Plz help me ...for convergence/divergence?

Answer 1

Of sequences?
Series?
Integrals?

Answer 2

Do you want to know an explanation/ definition?

Answer 3

sequences And explanation

Answer 4

If a sequence converges, each term will add up to a certain number. In the case of divergence, it will never reach a definite value.

Answer 5

For example: (1/x)+(1/x^2)+(1/x^3)+..... will always diverge. Which means, it will never add up to a number, there is no sum, and it therefor, diverges.

Answer 6

@ShaeCalc
Stick to sequences for now... no reason to complicate things more than necessary yet...

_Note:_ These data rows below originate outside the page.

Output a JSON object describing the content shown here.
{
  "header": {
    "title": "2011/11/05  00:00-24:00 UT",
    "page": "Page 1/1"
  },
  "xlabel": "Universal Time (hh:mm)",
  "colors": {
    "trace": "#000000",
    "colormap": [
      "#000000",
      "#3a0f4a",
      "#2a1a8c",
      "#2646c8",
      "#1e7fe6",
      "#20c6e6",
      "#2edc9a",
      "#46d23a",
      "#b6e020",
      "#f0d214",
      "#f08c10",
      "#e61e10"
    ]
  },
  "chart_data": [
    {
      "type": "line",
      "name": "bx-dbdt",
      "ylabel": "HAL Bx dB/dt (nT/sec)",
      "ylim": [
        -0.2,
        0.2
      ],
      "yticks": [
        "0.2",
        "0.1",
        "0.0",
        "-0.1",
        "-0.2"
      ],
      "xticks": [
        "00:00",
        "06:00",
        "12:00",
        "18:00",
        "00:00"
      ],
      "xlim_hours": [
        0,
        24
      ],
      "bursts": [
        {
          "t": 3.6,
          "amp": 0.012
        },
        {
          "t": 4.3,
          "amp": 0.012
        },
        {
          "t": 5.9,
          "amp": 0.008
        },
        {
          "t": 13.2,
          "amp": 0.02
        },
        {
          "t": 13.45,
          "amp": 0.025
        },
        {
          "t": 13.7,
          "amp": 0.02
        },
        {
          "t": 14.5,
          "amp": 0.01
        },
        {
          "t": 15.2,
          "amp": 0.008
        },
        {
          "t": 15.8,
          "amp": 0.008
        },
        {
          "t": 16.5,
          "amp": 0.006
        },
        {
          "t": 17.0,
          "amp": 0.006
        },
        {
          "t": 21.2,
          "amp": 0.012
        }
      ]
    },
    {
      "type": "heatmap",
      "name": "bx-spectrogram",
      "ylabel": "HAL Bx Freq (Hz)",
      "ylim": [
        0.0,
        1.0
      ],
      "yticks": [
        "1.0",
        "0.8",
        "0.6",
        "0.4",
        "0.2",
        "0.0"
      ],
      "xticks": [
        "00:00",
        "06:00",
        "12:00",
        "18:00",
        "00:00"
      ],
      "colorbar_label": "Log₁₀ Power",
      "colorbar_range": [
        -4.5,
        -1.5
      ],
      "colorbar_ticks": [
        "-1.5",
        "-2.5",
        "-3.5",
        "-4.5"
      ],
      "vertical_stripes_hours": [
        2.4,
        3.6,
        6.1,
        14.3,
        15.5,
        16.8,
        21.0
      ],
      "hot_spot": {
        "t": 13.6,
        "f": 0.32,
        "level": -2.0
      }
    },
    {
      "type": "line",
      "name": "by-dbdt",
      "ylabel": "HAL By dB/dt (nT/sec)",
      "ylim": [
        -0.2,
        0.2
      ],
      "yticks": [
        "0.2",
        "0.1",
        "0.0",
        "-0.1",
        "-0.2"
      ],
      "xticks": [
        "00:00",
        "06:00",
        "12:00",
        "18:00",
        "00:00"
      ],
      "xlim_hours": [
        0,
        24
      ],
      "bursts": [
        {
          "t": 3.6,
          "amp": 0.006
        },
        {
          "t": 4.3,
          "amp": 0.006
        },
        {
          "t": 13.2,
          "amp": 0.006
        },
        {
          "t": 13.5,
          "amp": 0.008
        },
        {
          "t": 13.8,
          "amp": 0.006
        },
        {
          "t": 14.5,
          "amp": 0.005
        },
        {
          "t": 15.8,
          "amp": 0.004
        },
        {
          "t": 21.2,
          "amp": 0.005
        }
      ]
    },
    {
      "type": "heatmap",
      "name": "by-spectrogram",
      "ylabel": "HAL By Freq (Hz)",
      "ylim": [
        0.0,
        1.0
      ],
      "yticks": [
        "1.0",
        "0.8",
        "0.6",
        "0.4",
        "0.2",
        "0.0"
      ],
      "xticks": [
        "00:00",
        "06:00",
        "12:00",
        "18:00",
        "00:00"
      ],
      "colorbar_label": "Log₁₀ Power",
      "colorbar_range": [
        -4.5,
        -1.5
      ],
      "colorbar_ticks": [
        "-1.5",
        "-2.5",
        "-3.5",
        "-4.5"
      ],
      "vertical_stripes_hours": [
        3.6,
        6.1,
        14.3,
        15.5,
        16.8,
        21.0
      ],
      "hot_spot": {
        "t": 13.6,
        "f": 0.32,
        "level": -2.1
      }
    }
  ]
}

@Zia.ucsi you DO mean sequences, right? and not Series? those two are related but not the same...

Answer 7

Wait, don't sequences not have anything to do with divergence?

Answer 8

A sequence is convergent if it has a limit as n goes to infinity, that is all :)
A series is convergent if the sequence of partial sums is convergent.

Answer 9

oh man, I keep confusing sequences with series. Thanks for the correction. My bad :S

Answer 10

And of course, on the other hand, a sequence is divergent if there is no limit as n goes to infinity.

Answer 11

Okay, @Zia.ucsi
A sequence is just a function whose domain is the set of positive integers.

In English?
It's a set of numbers in a determined order.
For example, the simple sequence \(\large a_n = n\)
It's simply the set of all natural numbers \[1,2,3,4,...\]

Answer 12

So, quick quiz... name the first four terms of this sequence
\[\huge a_n=2^n\]

Answer 13

thank u bro/sis

Answer 14

Terence.... stick to Terence :)